- 609 Okunma
- 1 Yorum
- 0 Beğeni
SİNEMACI fikret - 27
Kahveye sonradan gelen Hamza dayı çocuğun ahıra kapatılmasına çok öfkelenmişti.
’’ Bacak kadar çocuk ahıra mı kapatılır ulan ? Ver çabuk şu anahtarı ! ’’ Kahveci bir taraftan anahtarı uzatırken diğer taraftan da kendini savunmaya çalışıyordu.
’’ Sen ne yaptığını bilmiyorsun tabii veletin ! Ocaklıktan para çalıp misket oynuyormuş ne zamandır. Allah’tan Hulusi görmüş de, o söyledi. ’’
’’ Başlatma şimdi Hulusi’ye de sana da. ’’ deyip, koltuk değneğine yaslı tek bacağıyla hızla koştu ahırın kapısına. Telâşla kapıyı açıp içeriye girdiğinde çocuğu bir köşede çömmüş ağlarken buldu. Yanına koşup sarıldı, okşadı.
’’ Ah oğlum, vah canım ! Ne hayvan baban var senin ! Kızdıracak beni ; alıp gideceğim seni bizim eve, bir daha da göstermeyeceğim ! ’’ Yaslandı çocuk Hamza dayısına ; uzun uzun ağladı, rahatladı. Birlikte çıkıp kahveye gittiler. Acıkmıştı çocuk. Aklına biraz önce kokusunu duyduğu et yemeği geldi. Ocağın üzerindeydi. Görür görmez koşup kapağını açtı tencerenin. Çok nefis kokuyordu yemek. Ocaklığın altından bir tabak ve kaşık alıp koştu. İyice doldurdu tabağı masaya serdiği gazete kâğıdının üzerine koydu. Aceleyle ocaklıktan para alıp bitişikteki bakkala koşup ekmek aldı. Aylardır bir şey yememişcesine iştahla yemeye başladı .
’’ Karnı da açmış yavrucağın. Ulan İncirli ; senin yatacak yerin yok ! Şu kadar çocuğu aç açına ahıra hapsetmişsin ! Pes doğrusu ! ’’

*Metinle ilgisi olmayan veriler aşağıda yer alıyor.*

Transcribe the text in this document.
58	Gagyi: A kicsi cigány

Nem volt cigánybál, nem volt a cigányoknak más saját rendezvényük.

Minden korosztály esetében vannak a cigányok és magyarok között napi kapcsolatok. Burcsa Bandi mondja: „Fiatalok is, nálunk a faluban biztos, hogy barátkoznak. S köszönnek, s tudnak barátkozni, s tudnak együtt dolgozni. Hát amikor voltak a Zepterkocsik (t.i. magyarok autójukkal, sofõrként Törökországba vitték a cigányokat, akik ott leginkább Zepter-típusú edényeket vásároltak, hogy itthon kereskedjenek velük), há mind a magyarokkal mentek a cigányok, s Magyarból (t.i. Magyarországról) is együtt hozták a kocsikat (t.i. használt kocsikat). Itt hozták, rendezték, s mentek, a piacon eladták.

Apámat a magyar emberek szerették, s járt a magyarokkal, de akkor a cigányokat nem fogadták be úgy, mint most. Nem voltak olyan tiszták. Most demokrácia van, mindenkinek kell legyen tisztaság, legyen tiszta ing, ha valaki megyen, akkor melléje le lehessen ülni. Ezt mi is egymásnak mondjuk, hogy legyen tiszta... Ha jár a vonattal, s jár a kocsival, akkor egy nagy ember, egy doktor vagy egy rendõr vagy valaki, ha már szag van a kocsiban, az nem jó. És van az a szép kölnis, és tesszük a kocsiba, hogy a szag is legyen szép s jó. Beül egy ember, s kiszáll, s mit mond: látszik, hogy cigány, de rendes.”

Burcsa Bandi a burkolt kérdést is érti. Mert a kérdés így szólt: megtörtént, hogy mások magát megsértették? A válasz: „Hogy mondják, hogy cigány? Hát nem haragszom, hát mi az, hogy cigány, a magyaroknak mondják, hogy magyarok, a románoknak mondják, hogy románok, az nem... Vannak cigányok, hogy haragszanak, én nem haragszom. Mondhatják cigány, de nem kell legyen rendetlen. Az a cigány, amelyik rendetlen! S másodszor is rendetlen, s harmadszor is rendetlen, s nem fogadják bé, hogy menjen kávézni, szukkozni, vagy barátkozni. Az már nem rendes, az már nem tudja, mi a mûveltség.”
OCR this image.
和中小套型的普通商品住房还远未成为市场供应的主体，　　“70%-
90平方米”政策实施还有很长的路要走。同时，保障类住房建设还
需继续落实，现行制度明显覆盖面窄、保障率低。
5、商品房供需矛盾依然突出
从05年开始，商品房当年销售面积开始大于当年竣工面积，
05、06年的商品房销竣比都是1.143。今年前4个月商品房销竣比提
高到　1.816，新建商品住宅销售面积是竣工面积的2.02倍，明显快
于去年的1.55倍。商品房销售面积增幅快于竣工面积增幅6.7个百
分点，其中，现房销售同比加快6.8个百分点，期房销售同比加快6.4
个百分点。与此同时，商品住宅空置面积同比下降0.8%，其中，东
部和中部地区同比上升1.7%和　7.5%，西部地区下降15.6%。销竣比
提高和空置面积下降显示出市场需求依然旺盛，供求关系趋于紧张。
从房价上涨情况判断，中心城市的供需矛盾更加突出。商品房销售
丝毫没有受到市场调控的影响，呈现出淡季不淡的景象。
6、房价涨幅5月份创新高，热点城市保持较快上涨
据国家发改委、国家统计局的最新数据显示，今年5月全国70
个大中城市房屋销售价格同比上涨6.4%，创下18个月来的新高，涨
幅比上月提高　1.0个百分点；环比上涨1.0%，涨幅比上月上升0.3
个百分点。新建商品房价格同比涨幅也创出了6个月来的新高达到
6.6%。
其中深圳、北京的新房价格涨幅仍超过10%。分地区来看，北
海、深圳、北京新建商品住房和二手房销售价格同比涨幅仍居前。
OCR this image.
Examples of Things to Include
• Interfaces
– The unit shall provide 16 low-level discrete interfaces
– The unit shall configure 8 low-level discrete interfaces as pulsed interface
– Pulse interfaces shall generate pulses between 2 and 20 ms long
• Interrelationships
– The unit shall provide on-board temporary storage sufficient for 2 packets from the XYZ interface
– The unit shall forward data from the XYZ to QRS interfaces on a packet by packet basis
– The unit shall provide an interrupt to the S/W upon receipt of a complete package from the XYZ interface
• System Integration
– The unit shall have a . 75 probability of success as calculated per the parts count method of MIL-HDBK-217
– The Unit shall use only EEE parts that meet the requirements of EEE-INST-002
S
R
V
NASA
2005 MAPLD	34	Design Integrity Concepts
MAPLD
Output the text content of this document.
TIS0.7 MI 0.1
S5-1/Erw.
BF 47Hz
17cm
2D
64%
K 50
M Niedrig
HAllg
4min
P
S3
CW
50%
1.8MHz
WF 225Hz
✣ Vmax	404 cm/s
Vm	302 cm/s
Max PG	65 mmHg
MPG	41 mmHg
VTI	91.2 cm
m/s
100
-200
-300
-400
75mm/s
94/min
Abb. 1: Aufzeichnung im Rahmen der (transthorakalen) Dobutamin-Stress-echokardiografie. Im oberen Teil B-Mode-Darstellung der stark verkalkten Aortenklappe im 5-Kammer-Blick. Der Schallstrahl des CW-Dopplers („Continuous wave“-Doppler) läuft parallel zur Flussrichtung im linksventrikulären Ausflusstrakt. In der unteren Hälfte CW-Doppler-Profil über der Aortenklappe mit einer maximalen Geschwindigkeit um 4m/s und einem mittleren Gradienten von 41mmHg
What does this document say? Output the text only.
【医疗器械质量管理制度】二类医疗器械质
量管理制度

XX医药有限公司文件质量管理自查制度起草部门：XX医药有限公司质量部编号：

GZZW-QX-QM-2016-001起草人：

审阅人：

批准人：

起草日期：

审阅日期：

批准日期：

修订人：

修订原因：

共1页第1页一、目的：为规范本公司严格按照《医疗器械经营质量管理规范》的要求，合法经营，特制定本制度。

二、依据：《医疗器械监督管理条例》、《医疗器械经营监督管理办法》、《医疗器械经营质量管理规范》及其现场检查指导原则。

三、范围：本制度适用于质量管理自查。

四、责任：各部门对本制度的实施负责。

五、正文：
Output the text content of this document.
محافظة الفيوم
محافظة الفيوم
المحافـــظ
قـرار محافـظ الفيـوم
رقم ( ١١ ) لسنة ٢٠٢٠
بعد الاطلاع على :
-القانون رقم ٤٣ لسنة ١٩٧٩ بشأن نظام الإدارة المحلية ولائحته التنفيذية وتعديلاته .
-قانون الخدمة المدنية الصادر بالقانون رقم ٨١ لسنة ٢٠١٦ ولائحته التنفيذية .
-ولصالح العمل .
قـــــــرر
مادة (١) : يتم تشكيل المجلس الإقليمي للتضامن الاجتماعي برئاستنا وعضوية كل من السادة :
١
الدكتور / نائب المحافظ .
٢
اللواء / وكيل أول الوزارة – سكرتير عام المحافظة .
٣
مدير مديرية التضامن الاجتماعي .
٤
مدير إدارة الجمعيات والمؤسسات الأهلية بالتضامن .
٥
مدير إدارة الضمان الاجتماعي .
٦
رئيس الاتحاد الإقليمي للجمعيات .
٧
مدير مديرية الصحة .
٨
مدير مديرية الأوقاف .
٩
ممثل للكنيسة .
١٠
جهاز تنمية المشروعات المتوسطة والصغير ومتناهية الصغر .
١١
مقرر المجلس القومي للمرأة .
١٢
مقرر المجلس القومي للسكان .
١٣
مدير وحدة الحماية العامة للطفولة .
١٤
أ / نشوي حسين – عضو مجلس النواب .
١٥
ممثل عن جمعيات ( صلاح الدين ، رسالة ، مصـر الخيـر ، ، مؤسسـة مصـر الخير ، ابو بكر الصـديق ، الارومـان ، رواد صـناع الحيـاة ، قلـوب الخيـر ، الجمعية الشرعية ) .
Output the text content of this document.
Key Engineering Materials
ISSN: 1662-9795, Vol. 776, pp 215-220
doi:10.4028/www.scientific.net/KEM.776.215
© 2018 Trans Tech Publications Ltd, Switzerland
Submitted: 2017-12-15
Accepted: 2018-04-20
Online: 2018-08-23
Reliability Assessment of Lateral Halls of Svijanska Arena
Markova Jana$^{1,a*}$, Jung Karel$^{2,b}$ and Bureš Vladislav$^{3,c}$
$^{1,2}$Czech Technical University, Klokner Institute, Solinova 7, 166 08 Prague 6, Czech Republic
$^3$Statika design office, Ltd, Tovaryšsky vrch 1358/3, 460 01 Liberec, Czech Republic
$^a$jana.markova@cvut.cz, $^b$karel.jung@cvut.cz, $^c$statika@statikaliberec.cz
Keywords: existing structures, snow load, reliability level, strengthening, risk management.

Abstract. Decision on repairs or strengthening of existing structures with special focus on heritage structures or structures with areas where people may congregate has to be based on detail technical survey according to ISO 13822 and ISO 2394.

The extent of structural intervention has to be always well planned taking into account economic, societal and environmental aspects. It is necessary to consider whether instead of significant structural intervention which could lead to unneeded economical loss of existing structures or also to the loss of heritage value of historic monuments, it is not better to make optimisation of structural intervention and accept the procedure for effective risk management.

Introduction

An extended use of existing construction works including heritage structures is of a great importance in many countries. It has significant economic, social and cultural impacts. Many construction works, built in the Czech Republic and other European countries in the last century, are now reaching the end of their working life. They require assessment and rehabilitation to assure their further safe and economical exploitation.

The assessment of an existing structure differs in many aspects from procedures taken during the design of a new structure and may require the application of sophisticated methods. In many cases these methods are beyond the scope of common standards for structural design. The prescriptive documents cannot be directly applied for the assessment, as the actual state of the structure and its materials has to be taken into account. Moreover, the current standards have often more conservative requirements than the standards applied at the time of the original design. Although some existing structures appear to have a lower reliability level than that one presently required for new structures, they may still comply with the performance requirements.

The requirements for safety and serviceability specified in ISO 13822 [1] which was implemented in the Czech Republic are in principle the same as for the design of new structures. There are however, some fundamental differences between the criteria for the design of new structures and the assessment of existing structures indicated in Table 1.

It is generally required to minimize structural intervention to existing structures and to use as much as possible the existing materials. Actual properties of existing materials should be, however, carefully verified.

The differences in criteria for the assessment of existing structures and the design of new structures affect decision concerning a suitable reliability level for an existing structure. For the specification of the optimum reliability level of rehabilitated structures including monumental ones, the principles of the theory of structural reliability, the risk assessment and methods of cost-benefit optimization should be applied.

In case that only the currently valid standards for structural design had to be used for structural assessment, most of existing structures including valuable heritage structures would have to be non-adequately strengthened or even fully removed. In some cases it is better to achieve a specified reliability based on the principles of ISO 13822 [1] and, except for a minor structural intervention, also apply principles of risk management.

Ertesi gün okul çıkışı babasının da rızasıyla, kısa süreliğine Hulusi’nin yanına gitti oynamak için. Hulusi onu yanındaki çocuklara katmak için diğer çocuklarınki gibi bir oyuncak araba sahibi olması için uyardı. Boş yoğurt tenekeleri bulundu, dingil ve gövde için tahta parçası ve bir kaç da çivi ile kısa sürede ona da oyuncak bir araba yapılıverdi. Çok sevdi çocuk bu oyuncağı. Çocuklar tek sıra halinde diziliyor, başlarına da hepsinden büyük olan Hulusi ağabeyleri geçiyordu. ’’ Deli Halil ’’ de çoğu zaman onlara katılıyordu. Bu şekilde köy içinde, asfaltta dolaşılıyor, arada sırada da mola veriliyordu. Hulusi’nin ve diğer çocukların Halil’e davranışları, onunla alay etmeleri, hırpalamaları Fikret’in hiç de hoşuna gitmiyordu. Babasının ona vermeyi çok istediği Halil ismindeki bu çocuğu çok sevdi Fikret. Ona herkesten iyi davrandı.
Babasına söz verdiği üzere, çok kısa sürede döndü kahveye. Diğer çocuklar gün boyu oynayıp gezerken, onun oyun için ayrılan zamanı kısıtlı idi. Kahvede babasına yardım etmesi gerekiyordu.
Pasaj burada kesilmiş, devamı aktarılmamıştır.